I want to read in a string and delete the captured group (in this case "[^ ]+(&)[^ ]).

x = "apple&bob & john & smith" # original string
x = "applebob & john & smith" #after replacing string

This is the code I am using now.

import re

and_regex = re.compile(r'([^ ]+(&)[^ ])')
x = "apple&bob & john & smith"
x = re.sub(and_regex, " ",x)
print(x)

I cannot use the string replace (string.replace) because it will replace the "&"s in the entire string.

Thanks for the help!

Answer 1

you can do this:

import re
x = "apple&bob & john & smith"
x = re.sub("(?<=\S)&(?=\S)", "",x)
print(x)

output:

applebob & john & smith

Answer 2

As al alternative, if you also want to remove the & char at the start and end in for example &apple&bob & john & smith& you can either assert a non whitespace char to the left OR assert a non whitespace char to the right.

(?<=\S)&|&(?=\S)

Regex demo

import re

strings = [
    "apple&bob & john & smith",
    "&apple&bob & john & smith&",
    "&apple&bob & john & smith&&"
]

for s in strings:
    print(re.sub(r"(?<=\S)&|&(?=\S)", "", s))

Output

applebob & john & smith
applebob & john & smith
applebob & john & smith

Answer 3

You can capture those parts you want to keep. And when replacing with .sub() method, enter the captures parts using \\1 and \\2 in the replacer string.

import re
pattern = re.compile(r'(\S+)&(\S+)')
# `\S` means: any non-white character.
# see: https://docs.python.org/3/library/re.html

x = "apple&bob & john & smith"
x = pattern.sub("\\1\\2", x) # or also: re.sub(pattern, "\\1\\2", x)

x
## 'applebob & john & smith'

However, this replaces only 1 occurrence, the leftmost non-overlapping one, we need a function to replace all occurrences in the string.
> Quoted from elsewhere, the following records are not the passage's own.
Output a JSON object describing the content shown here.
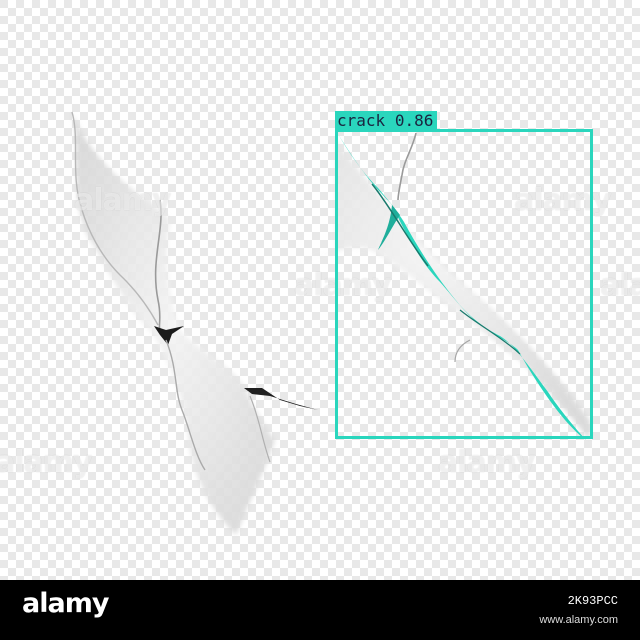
{
  "detection": {
    "label": "crack",
    "confidence": "0.86",
    "color": "#2ad6bd"
  },
  "watermark": {
    "text": "alamy"
  },
  "footer": {
    "brand": "alamy",
    "image_id": "2K93PCC",
    "url": "www.alamy.com"
  },
  "colors": {
    "checker_light": "#ffffff",
    "checker_dark": "#e6e6e6",
    "crack_highlight": "#2ad6bd"
  }
}
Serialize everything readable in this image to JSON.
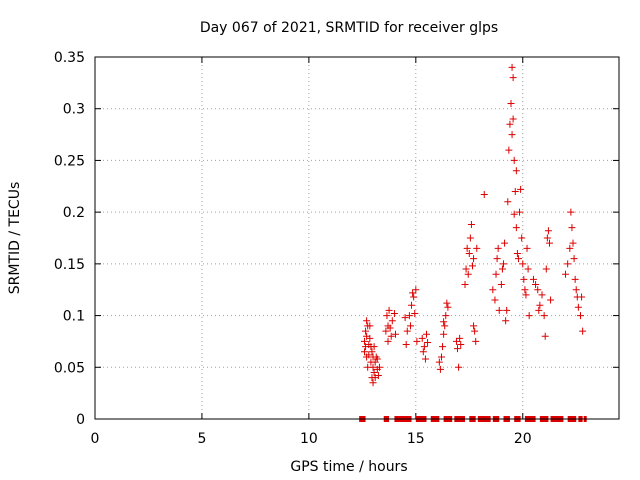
{
  "chart_data": {
    "type": "scatter",
    "title": "Day 067 of 2021, SRMTID for receiver glps",
    "xlabel": "GPS time / hours",
    "ylabel": "SRMTID / TECUs",
    "xlim": [
      0,
      24.5
    ],
    "ylim": [
      0,
      0.35
    ],
    "xticks": [
      0,
      5,
      10,
      15,
      20
    ],
    "yticks": [
      0,
      0.05,
      0.1,
      0.15,
      0.2,
      0.25,
      0.3,
      0.35
    ],
    "xtick_labels": [
      "0",
      "5",
      "10",
      "15",
      "20"
    ],
    "ytick_labels": [
      "0",
      "0.05",
      "0.1",
      "0.15",
      "0.2",
      "0.25",
      "0.3",
      "0.35"
    ],
    "grid": true,
    "marker": "+",
    "color": "#dd0000",
    "series": [
      {
        "name": "SRMTID",
        "points": [
          [
            12.6,
            0.065
          ],
          [
            12.6,
            0.075
          ],
          [
            12.65,
            0.07
          ],
          [
            12.65,
            0.085
          ],
          [
            12.7,
            0.06
          ],
          [
            12.7,
            0.08
          ],
          [
            12.7,
            0.095
          ],
          [
            12.75,
            0.05
          ],
          [
            12.75,
            0.09
          ],
          [
            12.8,
            0.072
          ],
          [
            12.8,
            0.062
          ],
          [
            12.85,
            0.09
          ],
          [
            12.85,
            0.078
          ],
          [
            12.9,
            0.07
          ],
          [
            12.9,
            0.055
          ],
          [
            12.95,
            0.04
          ],
          [
            12.95,
            0.065
          ],
          [
            13.0,
            0.05
          ],
          [
            13.0,
            0.035
          ],
          [
            13.0,
            0.06
          ],
          [
            13.05,
            0.045
          ],
          [
            13.05,
            0.07
          ],
          [
            13.1,
            0.055
          ],
          [
            13.1,
            0.04
          ],
          [
            13.15,
            0.06
          ],
          [
            13.2,
            0.048
          ],
          [
            13.2,
            0.058
          ],
          [
            13.25,
            0.042
          ],
          [
            13.3,
            0.05
          ],
          [
            13.6,
            0.085
          ],
          [
            13.65,
            0.1
          ],
          [
            13.7,
            0.075
          ],
          [
            13.7,
            0.09
          ],
          [
            13.75,
            0.105
          ],
          [
            13.8,
            0.088
          ],
          [
            13.85,
            0.08
          ],
          [
            13.9,
            0.095
          ],
          [
            14.0,
            0.102
          ],
          [
            14.05,
            0.082
          ],
          [
            14.5,
            0.098
          ],
          [
            14.55,
            0.072
          ],
          [
            14.6,
            0.085
          ],
          [
            14.7,
            0.1
          ],
          [
            14.75,
            0.09
          ],
          [
            14.8,
            0.11
          ],
          [
            14.85,
            0.122
          ],
          [
            14.9,
            0.118
          ],
          [
            14.95,
            0.102
          ],
          [
            15.0,
            0.125
          ],
          [
            15.05,
            0.075
          ],
          [
            15.3,
            0.078
          ],
          [
            15.35,
            0.065
          ],
          [
            15.4,
            0.07
          ],
          [
            15.45,
            0.058
          ],
          [
            15.5,
            0.082
          ],
          [
            15.55,
            0.074
          ],
          [
            16.1,
            0.055
          ],
          [
            16.15,
            0.048
          ],
          [
            16.2,
            0.06
          ],
          [
            16.25,
            0.07
          ],
          [
            16.3,
            0.082
          ],
          [
            16.3,
            0.094
          ],
          [
            16.35,
            0.09
          ],
          [
            16.4,
            0.1
          ],
          [
            16.45,
            0.112
          ],
          [
            16.5,
            0.108
          ],
          [
            16.9,
            0.075
          ],
          [
            16.95,
            0.068
          ],
          [
            17.0,
            0.05
          ],
          [
            17.05,
            0.078
          ],
          [
            17.1,
            0.072
          ],
          [
            17.3,
            0.13
          ],
          [
            17.35,
            0.145
          ],
          [
            17.4,
            0.165
          ],
          [
            17.45,
            0.14
          ],
          [
            17.5,
            0.16
          ],
          [
            17.55,
            0.175
          ],
          [
            17.6,
            0.188
          ],
          [
            17.65,
            0.148
          ],
          [
            17.7,
            0.155
          ],
          [
            17.7,
            0.09
          ],
          [
            17.75,
            0.085
          ],
          [
            17.8,
            0.075
          ],
          [
            17.85,
            0.165
          ],
          [
            18.2,
            0.217
          ],
          [
            18.6,
            0.125
          ],
          [
            18.7,
            0.115
          ],
          [
            18.75,
            0.14
          ],
          [
            18.8,
            0.155
          ],
          [
            18.85,
            0.165
          ],
          [
            18.9,
            0.105
          ],
          [
            19.0,
            0.13
          ],
          [
            19.05,
            0.145
          ],
          [
            19.1,
            0.15
          ],
          [
            19.15,
            0.17
          ],
          [
            19.2,
            0.095
          ],
          [
            19.25,
            0.105
          ],
          [
            19.3,
            0.21
          ],
          [
            19.35,
            0.26
          ],
          [
            19.4,
            0.285
          ],
          [
            19.45,
            0.305
          ],
          [
            19.5,
            0.34
          ],
          [
            19.5,
            0.275
          ],
          [
            19.55,
            0.33
          ],
          [
            19.55,
            0.29
          ],
          [
            19.6,
            0.25
          ],
          [
            19.6,
            0.198
          ],
          [
            19.65,
            0.22
          ],
          [
            19.7,
            0.24
          ],
          [
            19.7,
            0.185
          ],
          [
            19.75,
            0.16
          ],
          [
            19.8,
            0.155
          ],
          [
            19.85,
            0.2
          ],
          [
            19.9,
            0.222
          ],
          [
            19.95,
            0.175
          ],
          [
            20.0,
            0.15
          ],
          [
            20.05,
            0.135
          ],
          [
            20.1,
            0.125
          ],
          [
            20.15,
            0.12
          ],
          [
            20.2,
            0.165
          ],
          [
            20.25,
            0.145
          ],
          [
            20.3,
            0.1
          ],
          [
            20.5,
            0.135
          ],
          [
            20.6,
            0.13
          ],
          [
            20.7,
            0.125
          ],
          [
            20.75,
            0.105
          ],
          [
            20.8,
            0.11
          ],
          [
            20.9,
            0.12
          ],
          [
            21.0,
            0.1
          ],
          [
            21.05,
            0.08
          ],
          [
            21.1,
            0.145
          ],
          [
            21.15,
            0.175
          ],
          [
            21.2,
            0.182
          ],
          [
            21.25,
            0.17
          ],
          [
            21.3,
            0.115
          ],
          [
            22.0,
            0.14
          ],
          [
            22.1,
            0.15
          ],
          [
            22.2,
            0.165
          ],
          [
            22.25,
            0.2
          ],
          [
            22.3,
            0.185
          ],
          [
            22.35,
            0.17
          ],
          [
            22.4,
            0.155
          ],
          [
            22.45,
            0.135
          ],
          [
            22.5,
            0.125
          ],
          [
            22.55,
            0.118
          ],
          [
            22.6,
            0.108
          ],
          [
            22.7,
            0.1
          ],
          [
            22.75,
            0.118
          ],
          [
            22.8,
            0.085
          ]
        ]
      }
    ],
    "zero_segments": [
      [
        12.35,
        12.65
      ],
      [
        13.5,
        13.75
      ],
      [
        14.0,
        14.8
      ],
      [
        15.0,
        15.5
      ],
      [
        15.7,
        16.1
      ],
      [
        16.3,
        16.7
      ],
      [
        16.8,
        17.3
      ],
      [
        17.5,
        17.8
      ],
      [
        17.9,
        18.5
      ],
      [
        18.6,
        18.9
      ],
      [
        19.1,
        19.4
      ],
      [
        19.6,
        19.9
      ],
      [
        20.1,
        20.6
      ],
      [
        20.8,
        21.2
      ],
      [
        21.3,
        21.9
      ],
      [
        22.1,
        22.5
      ],
      [
        22.6,
        22.8
      ],
      [
        22.85,
        22.95
      ]
    ]
  }
}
One can solve it using recursion:

def replace_all_pattern(pattern, s):
    if bool(re.match(pattern, s)):
        res = re.sub(pattern, "\\1\\2", s)
        return replace_all_pattern(pattern, res)
    else:
        return s


replace_all_pattern(r"(\S+)&(\S+)", "abble&bob&john&smith")
## 'abblebobjohnsmith'

But this will be performance-wise less efficient than using look-arounds. So use this only if exactly one occurrence is to be replaced. In that case, preformance-wise, it is better than the look-arounds, but as soon as more than one occurrences are possible and have to be checked: use the look-arounds as pattern, because they will be more efficient.